Despite the secondary market failing to live up the hype predicted of it towards the end of 2008, institutional investors remain upbeat about opportunities there.
Research published by UK placement agency Almeida Capital shows that three quarters of all LPs surveyed (250) are looking to make purchases on the secondary market in the next year, with 55% having already done so.
This interest has been sustained by the belief that distressed sellers are set to swamp the market with cheap assets, which has tempted experienced primary investors into the secondaries arena, indicating that sellers now have a much wider pool of buyers to exploit.
The problem is that vendors and buyers are still some distance from seeing eye to eye on price. “Many of the buyers that have entered the market over the last year are bargain-basement hunters who are offering prices that are far too low for sellers to accept,” says the report.

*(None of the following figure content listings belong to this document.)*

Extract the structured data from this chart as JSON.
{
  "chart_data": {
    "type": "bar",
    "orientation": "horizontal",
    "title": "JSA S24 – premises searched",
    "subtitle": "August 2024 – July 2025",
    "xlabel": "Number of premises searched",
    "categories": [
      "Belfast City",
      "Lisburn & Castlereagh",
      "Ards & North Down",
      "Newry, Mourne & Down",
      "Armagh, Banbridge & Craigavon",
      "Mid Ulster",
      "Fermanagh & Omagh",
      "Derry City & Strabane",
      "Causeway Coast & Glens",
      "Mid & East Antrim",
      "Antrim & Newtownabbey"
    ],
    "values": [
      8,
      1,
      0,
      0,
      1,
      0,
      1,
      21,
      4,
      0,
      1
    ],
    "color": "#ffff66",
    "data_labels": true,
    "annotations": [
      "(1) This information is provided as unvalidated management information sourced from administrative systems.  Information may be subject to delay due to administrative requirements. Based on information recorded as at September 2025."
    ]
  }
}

There also appears to be a misunderstading on the part of buyers as to why sellers sell. “The short or medium term need for cash is a motive for 26% of sellers today compared to 23% of sellers two years ago. It thus appears that distressed sellers have already exited the market while current prospective sellers are not yet distressed enough to offload assets at current average prices.”
However, sellers themselves may also be labouring under a misconception. Buyers are far from united in the prices they are willing to pay for secondary assets. According to Almeida, pricing spreads for funds raised in 2005 to 2007 vary from a premium of 10% to discounts of more than 70%.
The results also show that investors believe the best time to buy is fast approaching – Q4 this year – with the best time to sell coming in Q2 2010.